Par la suite, une fois les immeubles à acquérir séparés du reste, on travaillera plutôt la transaction en s’appuyant sur les actions de l’entité détenant les immeubles. Cette simple transition entre la « base interne », que sont les immeubles, et la « base externe », que représentent les actions, viendra ouvrir un champ de possibilités presque infini et tout un nouveau pan de négociations potentielles entre l’acheteur et le vendeur. Qui plus est, on pourra même réaliser des transferts progressifs ou même partiels des actions, ce qui permettra dans certaines situations de laisser le vendeur profiter encore des bénéfices et de la plus-value des immeubles visés en permettant peut-être à l’acheteur de limiter le rendement que le vendeur est endroit de s’attendre lorsqu’il finance une transaction (le même principe s’applique dans la« balance de prix de vente » traditionnelle).

On pourra aussi penser au fractionnement et au report des impôts dorénavant atteignables beaucoup plus facilement dû au fait qu’on travaille maintenant avec des actions qui représentent indirectement la valeur nette des immeubles qu’on désirait acheter. Les limitations sur la possibilité de vendre des portions d’immeubles ou de reporter sur plus de 5 années les impacts fiscaux seraient alors de nouvelles options s’offrant aux parties étant donné la très grande latitude que permettront les contrats d’achat/vente d’actions (base externe) contrairement aux règles beaucoup plus rigides des transactions sur les biens immobiliers directement (base interne).

Enfin, pour l’acheteur, le fait d’entrer dans une transaction où la base externe coûtera passablement moins que la base interne, étant donné qu’on soustraira la valeur des passifs de la société aux actifs de celle-ci, entenant compte comme passif additionnel les impôts futurs que l’acheteur acceptera de supporter et des pertes d’économies qu’il avalera aussi, cela permettra de voir beaucoup plus loin avec ses liquidités disponibles et l’effet de levier que la banque sera prête à lui proposer.
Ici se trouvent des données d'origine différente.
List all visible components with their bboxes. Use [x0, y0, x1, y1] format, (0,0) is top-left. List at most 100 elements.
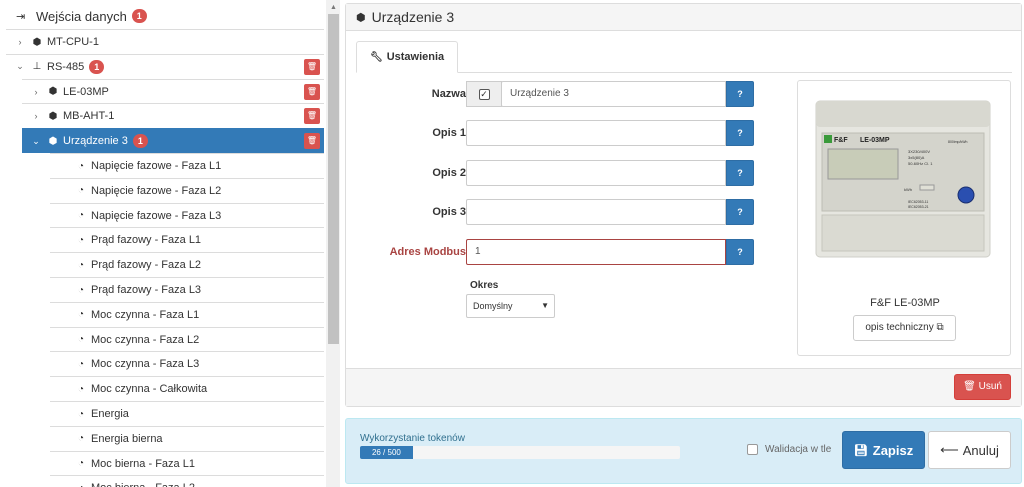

Effectivement, tout dépendant de l’allure des négociations et des attentes des parties, une portion seulement peut-être de cet argent sera requis pour conclure la transaction avec le vendeur ce qui ouvrira potentiellement alors un éventail de nouvelles possibilités.

On comprendra, pour terminer, que ce genre d’idées, qui mérite très certainement de l’attention, pourra devenir réalité surtout si le jeu en vaut la chandelle. Les honoraires juridiques, fiscaux et comptables, les frais bancaires, les pénalités, les impôts, les taxes de vente et les droits de mutation font nécessairement tous partie de l’analyse en amont qu’on se doit de conduire avant de foncer tête baissée vers des options de la sorte. Sophistication et flexibilité obligent!

 

Le masculin est utilisé pour alléger le texte, et ce, sans préjudice pour la forme féminine

[1] Le pluriel sera utilisé pour la suite du texte afin d'indiquer une transaction de plusieurs immeubles, mais le même principe s’applique également pour un seul immeuble.